The intuitive, easy to use Tableau visual analytics technology is now the standard reporting mechanism for Lucky Voice. Live for one year and deployed in one day, the best-in-class hosted solution enables Thistleton and his team to analyze almost any aspect of the business in real-time. Data associated with the performance of each of the Lucky Voice karaoke bars, total booked and forecast revenue, the song catalog, and the demand for drinks and food is available in dashboards which can be filtered, highlighted, and drilled into.

This seamless insight into business performance accelerates trusted decision making and enables Lucky Voice to tailor its services to best meet customers’ needs—and drive revenue growth. For instance, staff working in the karaoke bars can review their sales performance via the in-bar reservation system and compete with one another to see who sells the most.

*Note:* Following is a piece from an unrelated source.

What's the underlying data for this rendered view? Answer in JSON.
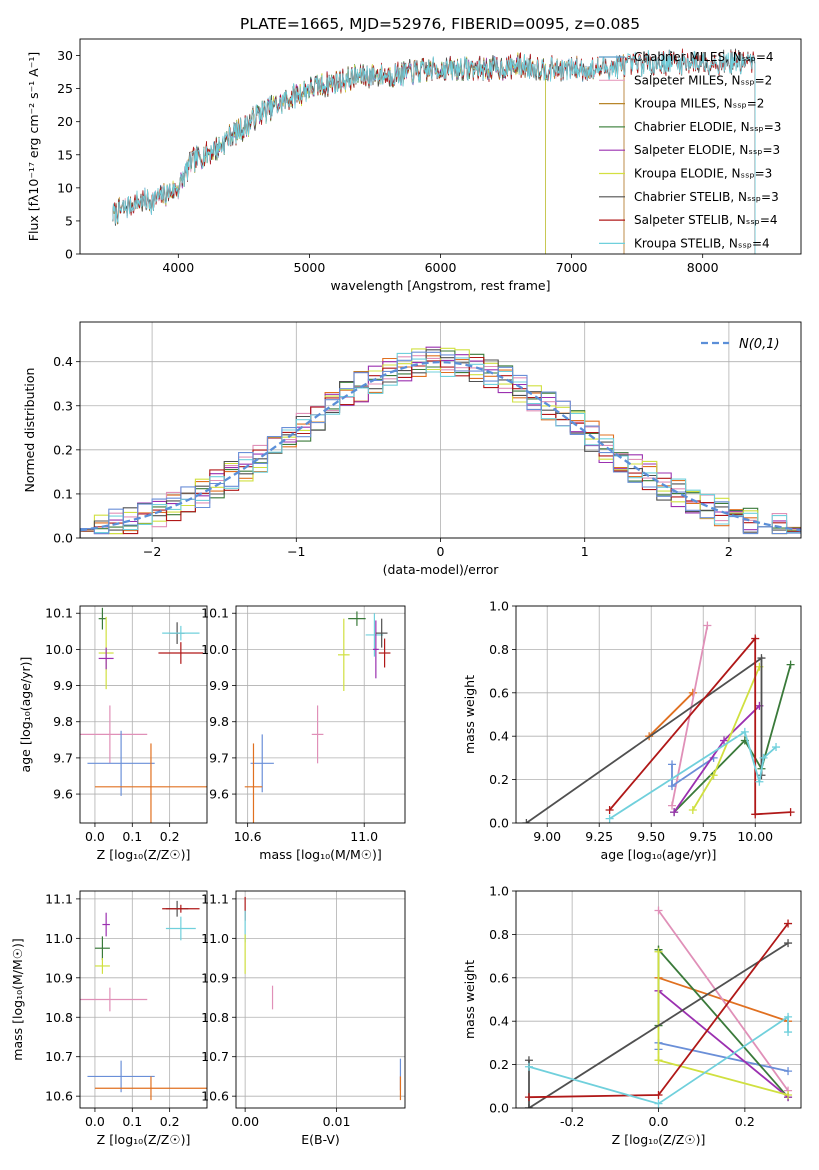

A competitive incentive program has helped boost food and drinks revenues in each bar.

Return on investment in a few weeks

Tableau paid for itself within a few weeks of going live too. How? By pinpointing ways for the business to capitalize on revenue-generating opportunities. The visual analytics also frees developers from the burden of report generation to focus on other critical tasks, like the new touch-screen Web platform that serves up the songs in the bars. “Developers used to provide the reports; however, changes were slow and difficult, and you couldn’t play with the data. Using Tableau the team can ask incidental questions on the fly, without engaging with the developers. Freeing up development time has saved Lucky Voice a significant sum of money,” says Thistleton.

Tableau has helped change the culture of the company too, delivering faster, more accurate decision making, and making everyone more aware of—and in touch with—the performance of the business. “Knowledge used to be concentrated at the top of the company,” says Thistleton. “Tableau empowers the real decision makers elsewhere in the company, such as the people working in the bars and the ones that manage the online enquiries.”

The solution has also provided valuable reporting data that might otherwise have been buried and overlooked in a spread sheet. For instance, a simple enquiry in Tableau revealed that on New Year’s Eve 2012, karaoke fans had rejected the traditional sentiments of “Auld Lang Syne” in favor of “Gangnam Style” by the K-Pop rapper Psy. The song accounted for almost a quarter of the 100,000 songs sung that night on Lucky Voice’s online service. Lucky Voice published a press release with the finding, and received blanket, international coverage. That is equivalent to hundreds of thousands of dollars of free promotional marketing from a couple of reporting clicks.

Thistleton concludes, “We were making decisions in the dark before we had Tableau; everything we did was based on instinct. Now we have real time insight into the business, which is helping to maximize sales growth.”